All diese Bücher über Wunschbestellungen ans Universum, und wie sie alle heissen - was ist denn bloss dran an diesen Theorien? Ja, vermutlich fällt, wer ängstlich und unsicher über die zugefrorene Alster läuft, eher hin. Und wer mit stolz erfüllter Brust von sich und seinen Zukunftsvisionen überzeugt ist, erreicht seinen einen Traum wahrscheinlich auch eher, als derjenige, welcher vor lauter Ideen gar nicht genau weiss wohin er eigentlich will und wer er eigentlich ist.
Doch ob Wünsche und Ängste schwere Krankheiten beeinflussen?

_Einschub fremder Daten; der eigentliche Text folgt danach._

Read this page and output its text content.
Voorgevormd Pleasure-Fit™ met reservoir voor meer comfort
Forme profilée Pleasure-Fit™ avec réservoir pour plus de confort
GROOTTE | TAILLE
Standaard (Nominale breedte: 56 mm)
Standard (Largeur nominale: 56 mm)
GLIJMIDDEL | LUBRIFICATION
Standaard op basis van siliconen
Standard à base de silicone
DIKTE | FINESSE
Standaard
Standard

Ob wir uns wirklich unsere "eigene Realität" schaffen? So einfach ist das dann wohl auch nicht. Dazu ist die Welt zu komplex….

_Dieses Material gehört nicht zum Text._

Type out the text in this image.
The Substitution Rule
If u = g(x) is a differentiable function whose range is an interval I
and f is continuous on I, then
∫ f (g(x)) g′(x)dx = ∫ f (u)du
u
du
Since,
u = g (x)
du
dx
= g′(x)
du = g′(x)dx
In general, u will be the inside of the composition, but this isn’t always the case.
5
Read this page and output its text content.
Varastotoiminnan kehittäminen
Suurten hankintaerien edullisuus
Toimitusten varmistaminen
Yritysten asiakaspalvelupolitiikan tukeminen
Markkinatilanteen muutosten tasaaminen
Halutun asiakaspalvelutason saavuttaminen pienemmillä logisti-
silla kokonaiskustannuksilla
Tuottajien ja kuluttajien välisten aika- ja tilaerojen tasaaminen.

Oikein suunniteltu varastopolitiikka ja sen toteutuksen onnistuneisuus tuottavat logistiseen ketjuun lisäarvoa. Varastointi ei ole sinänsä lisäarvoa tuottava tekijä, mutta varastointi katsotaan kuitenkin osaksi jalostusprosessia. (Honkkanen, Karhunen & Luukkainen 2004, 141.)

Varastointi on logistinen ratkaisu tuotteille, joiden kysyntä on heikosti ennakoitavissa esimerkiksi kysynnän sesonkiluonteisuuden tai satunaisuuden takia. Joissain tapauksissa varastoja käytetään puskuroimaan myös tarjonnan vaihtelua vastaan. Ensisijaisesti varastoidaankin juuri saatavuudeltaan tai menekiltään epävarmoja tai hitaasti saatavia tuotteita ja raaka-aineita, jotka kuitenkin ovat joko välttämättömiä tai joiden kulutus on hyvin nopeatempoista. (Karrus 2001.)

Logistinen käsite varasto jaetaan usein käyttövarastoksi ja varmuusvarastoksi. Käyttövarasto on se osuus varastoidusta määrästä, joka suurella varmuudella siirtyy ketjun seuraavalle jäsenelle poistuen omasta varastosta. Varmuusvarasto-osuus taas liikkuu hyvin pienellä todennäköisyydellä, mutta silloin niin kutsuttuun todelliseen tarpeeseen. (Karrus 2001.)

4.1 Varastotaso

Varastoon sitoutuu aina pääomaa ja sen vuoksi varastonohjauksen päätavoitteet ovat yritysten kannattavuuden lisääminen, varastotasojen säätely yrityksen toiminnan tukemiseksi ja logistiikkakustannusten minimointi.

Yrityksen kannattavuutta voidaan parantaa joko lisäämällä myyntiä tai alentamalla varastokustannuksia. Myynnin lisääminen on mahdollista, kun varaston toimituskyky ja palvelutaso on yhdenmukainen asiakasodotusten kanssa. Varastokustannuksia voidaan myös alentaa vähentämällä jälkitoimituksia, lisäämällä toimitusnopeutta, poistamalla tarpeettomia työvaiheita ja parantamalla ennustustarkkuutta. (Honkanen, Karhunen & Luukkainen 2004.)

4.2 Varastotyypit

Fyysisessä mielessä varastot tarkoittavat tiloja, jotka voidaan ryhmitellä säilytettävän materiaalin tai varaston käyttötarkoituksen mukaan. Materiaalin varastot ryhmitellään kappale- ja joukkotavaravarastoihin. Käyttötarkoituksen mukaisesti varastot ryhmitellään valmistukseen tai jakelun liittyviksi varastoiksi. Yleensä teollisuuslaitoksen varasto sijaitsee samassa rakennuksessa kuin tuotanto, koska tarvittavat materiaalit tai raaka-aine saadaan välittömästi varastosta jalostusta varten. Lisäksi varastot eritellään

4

… das denke ich mir und frage mich dann doch wieder: Was habe ich in der Schwangerschaft falsches gedacht oder gemacht?
Euch ist euer Glück jetzt "noch" bewusster geworden und damit wird natürlich auch die Angst grösser, es verlieren zu können. Ich denke das kann in einem gesunden Mass nur positiv sein, denn es erinnert euch daran, den Moment zu geniessen und dankbar für die vielen kleinen Dinge im Leben zu sein. Wir können nicht mehr tun als unserem Leben zu vertrauen und jeden Moment zu geniessen, doch oft vergessen wir das und leben irgendwo in unseren Zukunftsplänen (und mit dem Alter dann irgendwann in der Vergangenheit). Den Moment zu geniessen, ist nicht gerade einfach. Ich habe es erst durch Helene gelernt und es ist eines der Dinge, für die ich jetzt unendlich dankbar bin. Wir haben jeden Moment bewusst gelebt. Das kann man niemandem beibringen, man kann es nicht erklären. Man muss es selbst spüren und erkennen.

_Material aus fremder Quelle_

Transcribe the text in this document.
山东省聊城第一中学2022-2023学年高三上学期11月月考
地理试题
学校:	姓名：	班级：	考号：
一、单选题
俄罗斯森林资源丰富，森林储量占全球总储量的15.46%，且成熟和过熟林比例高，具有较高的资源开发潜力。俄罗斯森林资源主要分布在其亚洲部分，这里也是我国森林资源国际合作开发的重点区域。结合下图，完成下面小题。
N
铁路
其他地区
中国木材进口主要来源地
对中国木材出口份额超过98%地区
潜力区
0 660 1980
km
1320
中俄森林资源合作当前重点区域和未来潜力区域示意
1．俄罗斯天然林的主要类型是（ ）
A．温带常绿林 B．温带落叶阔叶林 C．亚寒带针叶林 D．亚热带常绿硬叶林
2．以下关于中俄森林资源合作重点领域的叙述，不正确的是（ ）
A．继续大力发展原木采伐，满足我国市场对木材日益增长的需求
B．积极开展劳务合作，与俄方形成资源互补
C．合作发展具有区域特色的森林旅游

Für mich stellt sich im Moment die Frage wie ich meinem Leben je wieder vertrauen kann. Ich will es für all das bestrafen. Stehe vor dieser unendlich schwierigen Aufgabe, einen Weg zu finden, die geliebte Vergangenheit mit in die Zukunft zu nehmen, die ich mir anders vorgestellt habe und vor der ich mich mit allen Mitteln sträube, weil ich die Zeit doch einfach nur zurückdrehen möchte. Vor kurzem las ich einen Artikel über Petra Schürmann. Viele Jahre vor ihrem eigenen Tod hat sie ihre Tochter verloren und kam über deren Tod nie hinweg. Mit den Jahren entwickelte sie in ihrer Verzweiflung eine schwere Sprachstörung. Ich las darüber und dachte mir, richtig, man kann das Leben einfach nicht mehr leben… und ich will es auch nicht. Es hilft mir nichts, wenn Aussenstehende mir sagen "Helene hätte dies oder jenes gewollt". In manchen Momenten möchte ich der Welt eben einfach zeigen, dass ich über Helenes Tod nicht hinweg kommen kann.
Und dann wieder spüre ich tief in mir all das was Helene bewegt hat und wie sie mich verändert hat. Und ich möchte es ihr zuliebe weitertragen, mein Leben neu gestalten. Nicht ohne sie, sondern mit ihr im Herzen. Ich spüre diese starke Verbindung zwischen uns und weiss Helenchen ist da, ich kann sie nur nicht mehr sehen. Wenn ich es schaffe, dieses Gefühl wahrzunehmen, gibt es mir eine unglaubliche Kraft und hilft mir neue Perspektiven zu entwickeln.
Und so vergehen die Tage, in denen ich mein Leben neu ordne und ich versuche meine kleine Tochter mitzunehmen, ohne sie im Arm tragen zu dürfen.
Ganz liebe Grüsse an euch alle
Marisa
PS: Wir haben ein ganz tolles Gründungsteam für unseren Verein und beschäftigen uns im Moment mit verschiedenen kleinen möglichen Projekten in Hamburg und Berlin. Ihr müsst euch aber noch ein wenig gedulden, bevor es los geht. Unsere Satzung liegt beim Finanzamt, die Gründung läuft und die website ist im Aufbau…. Wir freuen uns sehr, dass ihr egal in welcher Form dabei sein werdet!
08. Januar 2010
Liebe Freunde und Besucher
Wir möchten euch wieder ein paar Zeilen senden und euch allen ein gesundes Jahr 2010 wünschen. Weihnachten und Neujahr war für uns eine sehr schwere Zeit und wir sind nun ehrlich gesagt ein wenig froh, das "geschafft" zu haben.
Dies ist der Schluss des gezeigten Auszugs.